Portuguese Prime Minister António Costa unexpectedly announced that the government will close the special Non-Habitual Resident (NHR) tax regime for new entrants in 2024.
During a television interview on 2 October, Costa said the government had decided not to continue “a measure of fiscal injustice, which is no longer justified, and which is a biased way of inflating the housing market, which has reached unsustainable prices”.
Under the NHR tax regime, first introduced in 2009 during the global financial crisis, qualifying entrepreneurs, professionals, retirees and high net worth individuals can benefit from a 20% flat rate of tax on Portuguese-source income, while most foreign-source income is exempt from Portuguese taxation, for 10 consecutive tax years.
Until recently, the NHR regime also allowed most foreign pension income to be received in Portugal free of tax, but a flat 10% tax rate on pension income was introduced for new entrants in 2020.
NHR status applies to qualifying applicants of any nationality (including non-EU/EEA citizens) provided they are tax resident in Portugal for the relevant tax years and have not been resident in Portugal in any of the five preceding years.

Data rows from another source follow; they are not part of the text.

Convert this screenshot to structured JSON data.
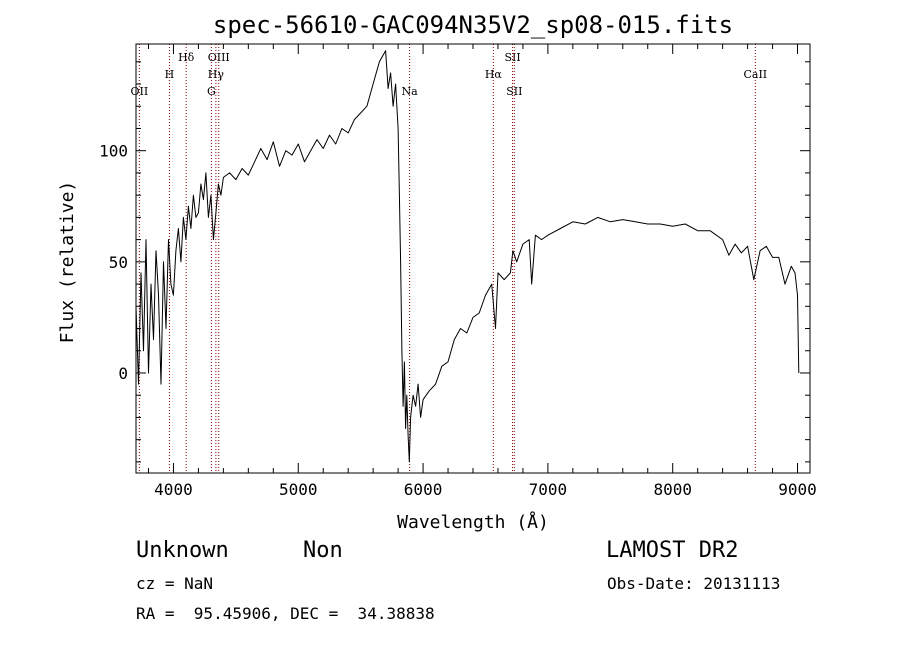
{
  "chart_data": {
    "type": "line",
    "title": "spec-56610-GAC094N35V2_sp08-015.fits",
    "xlabel": "Wavelength (Å)",
    "ylabel": "Flux (relative)",
    "xlim": [
      3700,
      9100
    ],
    "ylim": [
      -45,
      148
    ],
    "xticks": [
      4000,
      5000,
      6000,
      7000,
      8000,
      9000
    ],
    "yticks": [
      0,
      50,
      100
    ],
    "grid": false,
    "series": [
      {
        "x": [
          3700,
          3720,
          3740,
          3760,
          3780,
          3800,
          3820,
          3840,
          3860,
          3880,
          3900,
          3920,
          3940,
          3960,
          3980,
          4000,
          4020,
          4040,
          4060,
          4080,
          4100,
          4120,
          4140,
          4160,
          4180,
          4200,
          4220,
          4240,
          4260,
          4280,
          4300,
          4320,
          4340,
          4360,
          4380,
          4400,
          4450,
          4500,
          4550,
          4600,
          4650,
          4700,
          4750,
          4800,
          4850,
          4900,
          4950,
          5000,
          5050,
          5100,
          5150,
          5200,
          5250,
          5300,
          5350,
          5400,
          5450,
          5500,
          5550,
          5600,
          5650,
          5700,
          5720,
          5740,
          5760,
          5780,
          5800,
          5810,
          5820,
          5830,
          5840,
          5850,
          5860,
          5870,
          5880,
          5890,
          5900,
          5920,
          5940,
          5960,
          5980,
          6000,
          6050,
          6100,
          6150,
          6200,
          6250,
          6300,
          6350,
          6400,
          6450,
          6500,
          6550,
          6580,
          6600,
          6650,
          6700,
          6720,
          6750,
          6800,
          6850,
          6870,
          6900,
          6950,
          7000,
          7100,
          7200,
          7300,
          7400,
          7500,
          7600,
          7700,
          7800,
          7900,
          8000,
          8100,
          8200,
          8300,
          8400,
          8450,
          8500,
          8550,
          8600,
          8650,
          8700,
          8750,
          8800,
          8850,
          8900,
          8950,
          8980,
          9000,
          9010
        ],
        "y": [
          30,
          -5,
          45,
          10,
          60,
          0,
          40,
          15,
          55,
          35,
          -5,
          50,
          20,
          60,
          40,
          35,
          55,
          65,
          50,
          70,
          60,
          75,
          65,
          80,
          70,
          72,
          85,
          78,
          90,
          70,
          80,
          60,
          72,
          85,
          80,
          88,
          90,
          87,
          92,
          89,
          95,
          101,
          96,
          104,
          93,
          100,
          98,
          103,
          95,
          100,
          105,
          101,
          107,
          103,
          110,
          108,
          114,
          117,
          120,
          130,
          140,
          145,
          128,
          135,
          120,
          130,
          110,
          80,
          50,
          10,
          -15,
          5,
          -25,
          -10,
          -28,
          -40,
          -20,
          -10,
          -15,
          -5,
          -20,
          -12,
          -8,
          -5,
          3,
          5,
          15,
          20,
          18,
          25,
          27,
          35,
          40,
          20,
          45,
          42,
          45,
          55,
          50,
          58,
          60,
          40,
          62,
          60,
          62,
          65,
          68,
          67,
          70,
          68,
          69,
          68,
          67,
          67,
          66,
          67,
          64,
          64,
          60,
          53,
          58,
          54,
          57,
          42,
          55,
          57,
          52,
          52,
          40,
          48,
          45,
          35,
          0
        ]
      }
    ],
    "lines": [
      {
        "label": "OII",
        "x": 3727,
        "row": 3
      },
      {
        "label": "H",
        "x": 3968,
        "row": 2
      },
      {
        "label": "Hδ",
        "x": 4102,
        "row": 1
      },
      {
        "label": "OIII",
        "x": 4363,
        "row": 1
      },
      {
        "label": "Hγ",
        "x": 4340,
        "row": 2
      },
      {
        "label": "G",
        "x": 4304,
        "row": 3
      },
      {
        "label": "Na",
        "x": 5892,
        "row": 3
      },
      {
        "label": "Hα",
        "x": 6563,
        "row": 2
      },
      {
        "label": "SII",
        "x": 6717,
        "row": 1
      },
      {
        "label": "SII",
        "x": 6731,
        "row": 3
      },
      {
        "label": "CaII",
        "x": 8662,
        "row": 2
      }
    ]
  },
  "footer": {
    "class": "Unknown",
    "subclass": "Non",
    "cz": "cz = NaN",
    "radec": "RA =  95.45906, DEC =  34.38838",
    "survey": "LAMOST DR2",
    "obsdate": "Obs-Date: 20131113"
  }
}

In other words, only new residents of Portugal may apply.
NHR is not a form of residence, it is a special tax status available to new residents. Individuals must have already acquired the legal right to reside in Portugal and have become tax residents of Portugal before they are eligible to apply for NHR status.
According to data recently released by the Tax and Customs Authority, the annual amount of tax exempted by the government under the NHR regime crossed the €1 billion mark for the first time in 2021, having risen to €1.21 billion from €770 million in 2019.
The data did not include the number of NHRs benefiting from the scheme, but the total is understood to exceed 10,000 and the number of applicants has been steadily growing each year.
“In 2024, special taxation for non-habitual residents will end. Whoever has it will keep it,” said Costa. “There was a time when it was necessary. This measure made sense. In the first 10 years, 59% of people who had benefitted continued to reside in Portugal, in spite of the regime having ended. But right now, it does not make sense.”
More information about the NHR discontinuation is expected next week when the Portuguese government presents its Budget law proposals to parliament. As always, the devil will be in the detail.
We expect that some scope to apply for NHR may be extended to individuals who have already applied for a residency visa that has yet to be granted. We also expect that, as is generally the case in Portugal, the legislation may take time to bring forward. This may give people more time than currently appears to be available but urgent action is advised.
Individuals who currently have the right to reside in Portugal and who wish to benefit from the NHR regime should consider becoming tax resident in Portugal and applying for NHR status before the end of this year. Individuals currently looking to move to Portugal and register for the NHR regime should also review their plans to see whether they are in a position to complete all the necessary steps before the end of the year, taking into consideration the civil requirements country to country application.
Generally, the quickest route for non-EU nationals to acquire the right to live in Portugal is via the D7 (’passive income’) visa programme. But this typically takes a minimum of six months, so anyone wishing to move to Portugal and register as NHR will need to be quick and apply for residence immediately.
“For individuals who will now not be eligible for NHR status, or whose existing NHR status is coming to an end, it may be sensible to consider a move to Cyprus,” said Shelley Wren, Head of Business Development at Sovereign Consultoria in Portugal.
“Non-Domiciled (non-dom) Tax Residency in Cyprus offers an even greater array of tax benefits than the NHR regime in Portugal – and for longer because the status endures for 17 out of 20 years. And under the ’60-day rule’ you only need to reside in Cyprus for 60 days a year to maintain your status.”
Individuals who are tax resident in Cyprus under the provisions of the Income Tax Law (ITL) can enjoy the stability of full EU membership, first-class healthcare, no inheritance tax, no gift tax, no wealth tax and the potential benefit of non-dom status under which they will be exempt from the Special Defence Contribution (SDC) for 17 out of 20 years. This SDC exemption means non-doms pay no tax on their worldwide dividend, interest and rental income.
Additional benefits of Cyprus non-dom status include a special tax regime for foreign pension income, which is exempt from tax up to €3,420 per year and taxed at only 5% above that threshold, and the ‘50% exemption rule’ for individuals who take up employment in Cyprus with an annual income of more than €100,000 per year. This exempts 50% of their income from tax for a period of ten years.
EU/EEA citizens can purchase property and reside in Cyprus with no restrictions. Non-EU/EEA nationals are permitted to buy and hold the freehold in one property in Cyprus. Owning real estate in Cyprus entitles the owner to obtain a multiple-entry national visa. There is also a ‘fast track’ permanent residence permit for those who purchase real estate valued above €300,000.